2. Trial court erred in granting summary judgment. 3. Trial court erred when judge did not rule on all the claim[s]. Id. at *4. On January 9, 2009, the Ohio court of appeals affirmed Petitioner’s conviction and sentence and affirmed the trial court’s denial of post-conviction relief. Id. at *4, *7. Petitioner appealed to the Ohio Supreme Court on two grounds: 1. Evid R 403, Relevant evidence admissible, irrelevant inadmissible. [sic] 2. Civil Rule 56(D) Summary Judgment. [sic] See Johnson, supra, 2011 WL 3288396, at *3. On June 3, 2009, the Ohio Supreme Court, in its discretion, declined to accept Petitioner’s appeal. State v. Johnson, 121 Ohio St. 3d 1502 (2009) (table decision).

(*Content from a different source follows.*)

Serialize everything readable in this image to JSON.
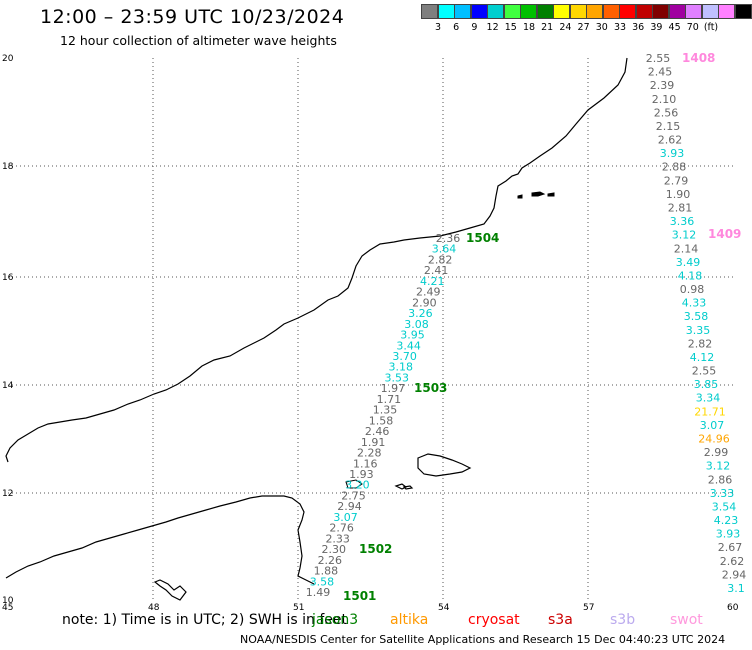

While his consolidated appeal was pending, Petitioner filed, in the trial court, a pro se motion for a new trial under Ohio Crim. R. 33(A) and 52(B). Id. The trial court dismissed the motion due to lack of jurisdiction, because Petitioner had already filed a notice of appeal with the Ohio Supreme Court. Johnson filed a timely application to re-open his appeal under Ohio App. R. 26(B) on the grounds that his trial and appellate counsel were ineffective. Johnson, supra, 2011 WL 3288396, at *3. Petitioner raised the following arguments:

4 1. Miranda violation must be reviewed to determine insufficient evidence claim and trial court abused discretion. [sic] 2. It was prosecutorial misconduct for state’s plea agreement with Latrel Brown if testimony resulted in a conviction. [sic] 3. Johnson’s conviction of aggravated murder & aggravated robbery was against the manifest weight of the evidence. [sic] Id. (errors in original). The court of appeals rejected Petitioner’s application. Id. Petitioner appealed this rejection to the Ohio Supreme Court, asserting the following grounds: 1. Prosecution & Det. Rick Molnar committed perjury in violation R.C. 2921.11. [sic] 2. Det. Rick Molnar is guilty of using sham legal process R.C. 2921.52. [sic] Id. (errors in original). On September 9, 2009, the Ohio Supreme Court, in its discretion, declined to hear the appeal. State v. Johnson, 123 Ohio St. 3d 1410 (2009) (table decision). After this, Petitioner filed his first pro se petition for a writ of habeas corpus under 28 U.S.C.